Published June 4, 2026 | Version v1

Blunt Abdominal Trauma in the Emergency Department: Initial Evaluation and Evidence-Based Surgical Decision-Making

Description

Blunt abdominal trauma is a frequent and potentially lethal condition in emergency medicine, associated with substantial morbidity and mortality worldwide. It occurs in up to one third of severely injured patients, with the liver and spleen being the most commonly affected organs. Motor vehicle collisions remain the predominant mechanism, followed by falls, pedestrian trauma, assaults, and sports-related injuries. The biomechanical forces involved, particularly deceleration, compression, and crush injury, determine the resulting organ damage and should guide early diagnostic suspicion.
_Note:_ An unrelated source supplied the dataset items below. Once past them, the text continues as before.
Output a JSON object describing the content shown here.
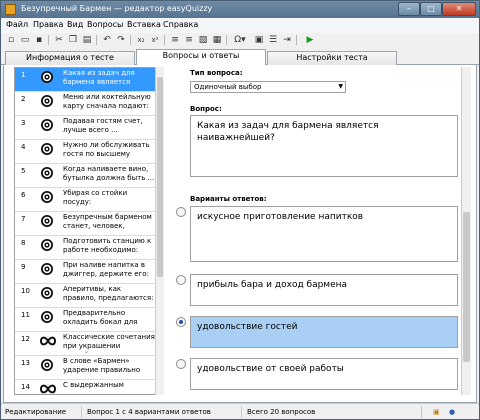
{
  "window": {
    "title": "Безупречный Бармен — редактор easyQuizzy"
  },
  "menu": [
    "Файл",
    "Правка",
    "Вид",
    "Вопросы",
    "Вставка",
    "Справка"
  ],
  "toolbar": {
    "omega": "Ω"
  },
  "tabs": [
    "Информация о тесте",
    "Вопросы и ответы",
    "Настройки теста"
  ],
  "questions": [
    {
      "num": "1",
      "icon": "target",
      "text": "Какая из задач для бармена является наива..."
    },
    {
      "num": "2",
      "icon": "target",
      "text": "Меню или коктейльную карту сначала подают:"
    },
    {
      "num": "3",
      "icon": "target",
      "text": "Подавая гостям счет, лучше всего ..."
    },
    {
      "num": "4",
      "icon": "target",
      "text": "Нужно ли обслуживать гостя по высшему класс..."
    },
    {
      "num": "5",
      "icon": "target",
      "text": "Когда наливаете вино, бутылка должна быть ..."
    },
    {
      "num": "6",
      "icon": "target",
      "text": "Убирая со стойки посуду:"
    },
    {
      "num": "7",
      "icon": "target",
      "text": "Безупречным барменом станет, человек, которы..."
    },
    {
      "num": "8",
      "icon": "target",
      "text": "Подготовить станцию к работе необходимо:"
    },
    {
      "num": "9",
      "icon": "target",
      "text": "При наливе напитка в джиггер, держите его:"
    },
    {
      "num": "10",
      "icon": "target",
      "text": "Аперитивы, как правило, предлагаются:"
    },
    {
      "num": "11",
      "icon": "target",
      "text": "Предварительно охладить бокал для подачи напит..."
    },
    {
      "num": "12",
      "icon": "infinity",
      "text": "Классические сочетания при украшении коктейл..."
    },
    {
      "num": "13",
      "icon": "target",
      "text": "В слове «Бармен» ударение правильно ста..."
    },
    {
      "num": "14",
      "icon": "infinity",
      "text": "С выдержанным"
    }
  ],
  "editor": {
    "type_label": "Тип вопроса:",
    "type_value": "Одиночный выбор",
    "question_label": "Вопрос:",
    "question_text": "Какая из задач для бармена является наиважнейшей?",
    "answers_label": "Варианты ответов:",
    "answers": [
      {
        "text": "искусное приготовление напитков",
        "checked": false
      },
      {
        "text": "прибыль бара и доход бармена",
        "checked": false
      },
      {
        "text": "удовольствие гостей",
        "checked": true
      },
      {
        "text": "удовольствие от своей работы",
        "checked": false
      }
    ]
  },
  "status": {
    "mode": "Редактирование",
    "question_info": "Вопрос 1 с 4 вариантами ответов",
    "total": "Всего 20 вопросов"
  },
  "colors": {
    "selection": "#3399ff",
    "selected_answer": "#a9cff5",
    "titlebar": "#56738f"
  }
}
Hemorrhage is the most critical immediate consequence, while hollow viscus and mesenteric injuries carry high mortality when diagnosis is delayed. Initial emergency assessment must follow the ABCDE trauma framework, integrating airway, breathing, circulation, neurologic status, and exposure rather than focusing on the abdomen in isolation. Hemodynamic instability is the central factor guiding management: unstable patients with positive FAST findings require urgent laparotomy, whereas stable patients should undergo contrast-enhanced computed tomography for detailed lesion characterization. Clinical examination and laboratory studies remain important but are insufficient alone, particularly because abdominal findings may be subtle or absent in patients with altered mental status, polytrauma, or delayed injury presentation. Repeated examination, serial laboratory assessment, and repeat imaging when indicated are therefore essential. Management decisions depend on physiologic status, injury pattern, and institutional resources. Non-operative treatment has expanded considerably for splenic, hepatic, and selected renal injuries, supported by imaging surveillance and angioembolization. In contrast, bowel, mesenteric, pancreatic, diaphragmatic, and intraperitoneal bladder injuries more often require surgery. Overall, modern care emphasizes early recognition, balanced resuscitation, selective organ-preserving strategies, and timely operative intervention when instability, peritonitis, or ongoing hemorrhage are present.